Study on day-care center allocation: Children from poorer families are at a disadvantage

Status: 03/10/2023 10:29 am

Although there is a general legal entitlement to a daycare place, fewer children from disadvantaged families go to these facilities. The BiB writes that they could particularly benefit from this.

Children from poorer and less educated families continue to be disadvantaged when it comes to the allocation of daycare places. This is the result of a study by the Federal Institute for Population Research (BiB).

Although there has been a legal entitlement to a daycare place for children from the age of one for ten years, the profession, education and language of the parents are decisive in determining whether a child is cared for or not.

Desire for care often not fulfilled

Among other things, the researchers examined the data on daycare attendance by around 96,000 boys and girls under the age of three. According to the study, in 2020 only every fourth child at risk of poverty (23 percent) was cared for in a day care center – but every second child from financially non-precarious circumstances (46 percent). The childcare requirements of poorer families are not met in around 17 percent of cases, and in the case of richer families, daycare centers only fail to meet one in ten childcare requirements.

A similar pattern can be seen in families with a migration background. While 38 percent of German-speaking children attended a day care center, only 24 percent of boys and girls from families who did not speak German at home did so. About 50 percent of these families expressed their need.

Spiess: “Increase opportunities for participation”

The scientists speak of a gap. “If we want to reduce educational inequalities and want all children to develop their potential in the best possible way, then we have to increase the chances of participation for all children,” said BiB director Katharina Spieß.

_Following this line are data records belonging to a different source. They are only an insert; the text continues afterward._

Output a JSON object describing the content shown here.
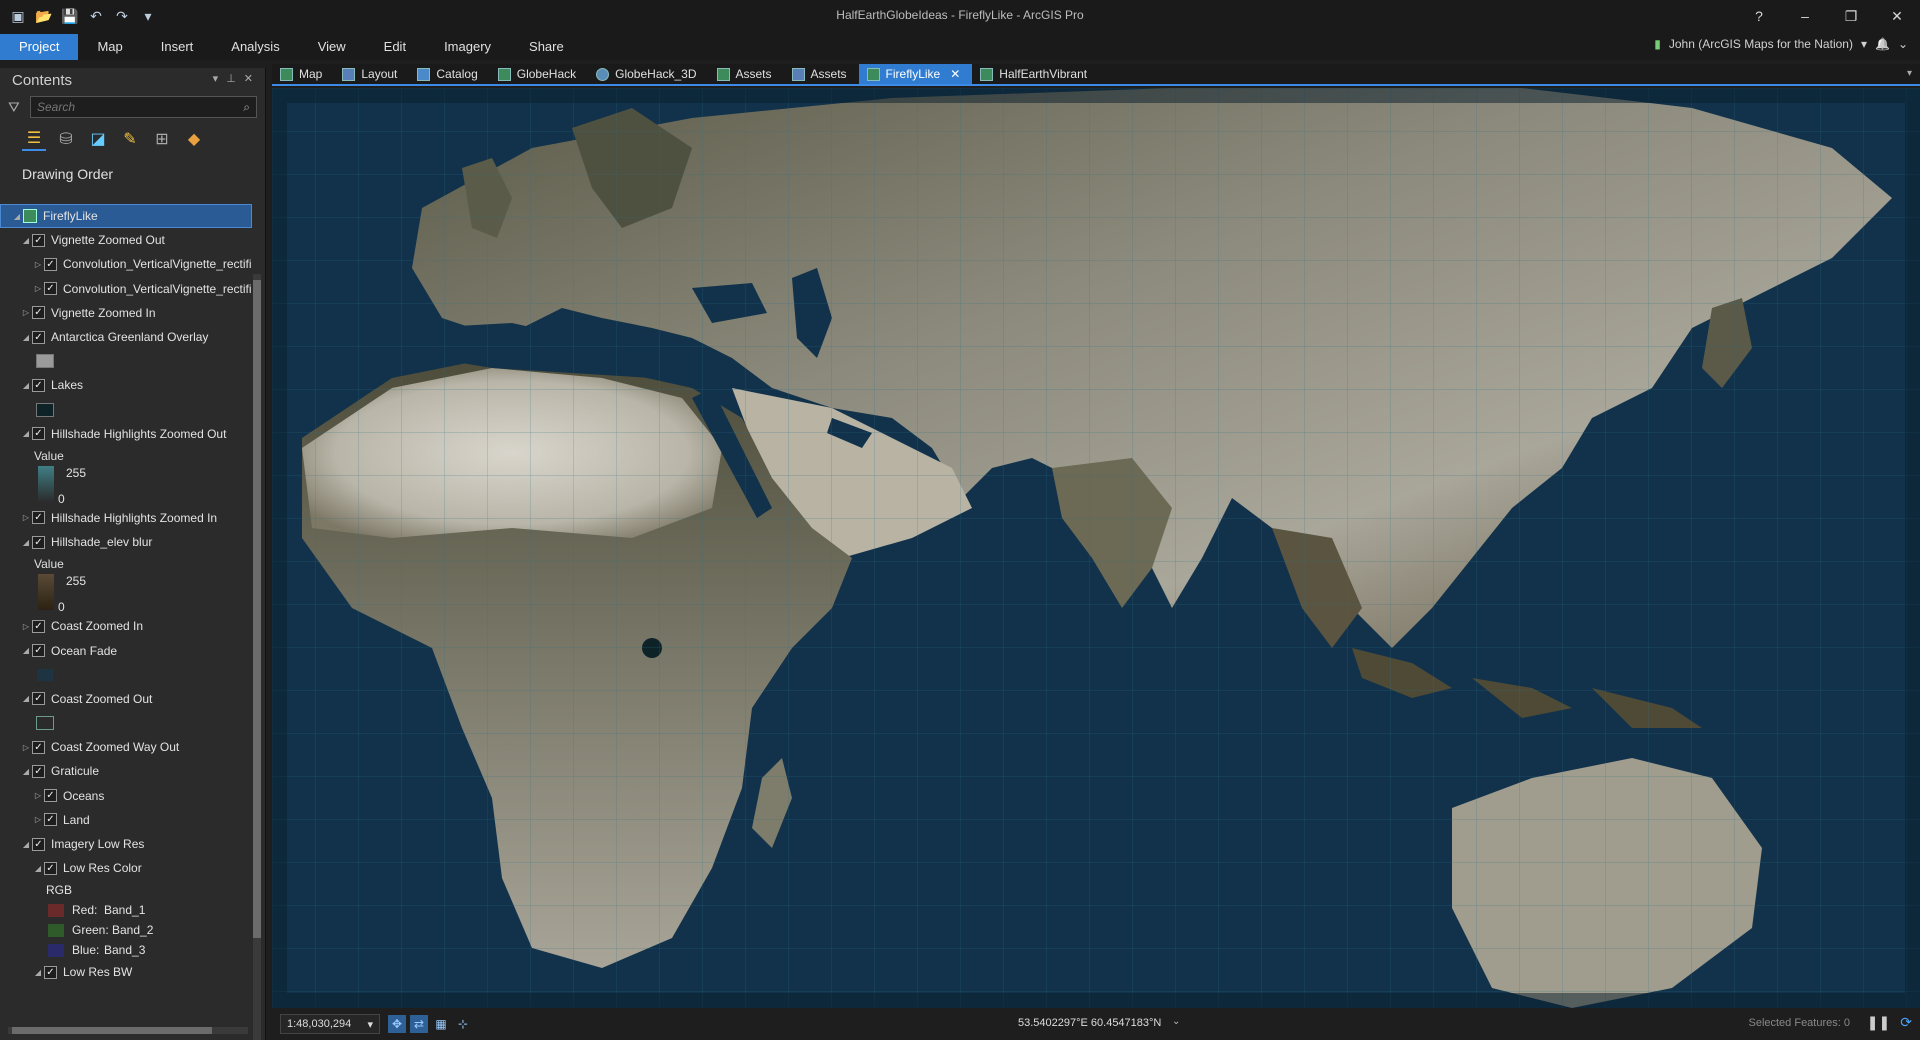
{
  "window": {
    "title": "HalfEarthGlobeIdeas - FireflyLike - ArcGIS Pro",
    "help": "?",
    "minimize": "–",
    "restore": "❐",
    "close": "✕"
  },
  "qat": {
    "icons": [
      "▣",
      "📂",
      "💾",
      "↶",
      "↷",
      "▾"
    ]
  },
  "ribbon": {
    "tabs": [
      "Project",
      "Map",
      "Insert",
      "Analysis",
      "View",
      "Edit",
      "Imagery",
      "Share"
    ],
    "user": "John (ArcGIS Maps for the Nation)",
    "user_caret": "▾",
    "bell": "🔔",
    "collapse": "⌄"
  },
  "contents": {
    "title": "Contents",
    "pane_buttons": [
      "▾",
      "⊥",
      "✕"
    ],
    "search_placeholder": "Search",
    "search_icon": "⌕",
    "drawing_order": "Drawing Order",
    "view_icons": [
      "☰",
      "⛁",
      "◪",
      "✎",
      "⊞",
      "◆"
    ],
    "layers": {
      "map": "FireflyLike",
      "vignette_out": "Vignette Zoomed Out",
      "conv1": "Convolution_VerticalVignette_rectified",
      "conv2": "Convolution_VerticalVignette_rectified",
      "vignette_in": "Vignette Zoomed In",
      "ant_green": "Antarctica Greenland Overlay",
      "lakes": "Lakes",
      "hh_out": "Hillshade Highlights Zoomed Out",
      "value1": "Value",
      "v1_hi": "255",
      "v1_lo": "0",
      "hh_in": "Hillshade Highlights Zoomed In",
      "elev_blur": "Hillshade_elev blur",
      "value2": "Value",
      "v2_hi": "255",
      "v2_lo": "0",
      "coast_in": "Coast Zoomed In",
      "ocean_fade": "Ocean Fade",
      "coast_out": "Coast Zoomed Out",
      "coast_way_out": "Coast Zoomed Way Out",
      "graticule": "Graticule",
      "oceans": "Oceans",
      "land": "Land",
      "imagery_low": "Imagery Low Res",
      "low_color": "Low Res Color",
      "rgb": "RGB",
      "red": "Red:",
      "red_band": "Band_1",
      "green": "Green:",
      "green_band": "Band_2",
      "blue": "Blue:",
      "blue_band": "Band_3",
      "low_bw": "Low Res BW"
    }
  },
  "view_tabs": {
    "tabs": [
      "Map",
      "Layout",
      "Catalog",
      "GlobeHack",
      "GlobeHack_3D",
      "Assets",
      "Assets",
      "FireflyLike",
      "HalfEarthVibrant"
    ],
    "close": "✕",
    "menu": "▾"
  },
  "status": {
    "scale": "1:48,030,294",
    "scale_caret": "▾",
    "coordinates": "53.5402297°E 60.4547183°N",
    "coords_caret": "⌄",
    "selected_features": "Selected Features: 0",
    "pause": "❚❚",
    "refresh": "⟳"
  },
  "colors": {
    "accent": "#2f7cd1",
    "ocean": "#0f2a3c",
    "land_light": "#c9c6bb",
    "land_dark": "#4c4a3a"
  }
}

“The day care center is the first important place of education outside of the family.” However, those who could particularly benefit from this are still underrepresented in the daycare groups for under-threes.

Demand for more daycare places

With a view to the federal government’s education summit on March 14th and 15th, the researchers are calling for families to be given low-threshold information about the advantages of attending a daycare center early and for parents to be supported in their search for childcare places. In addition, the number of places must be further expanded.

The nationwide legal entitlement to early childhood support in a day care center or in day care for children from the age of one was introduced on August 1, 2013.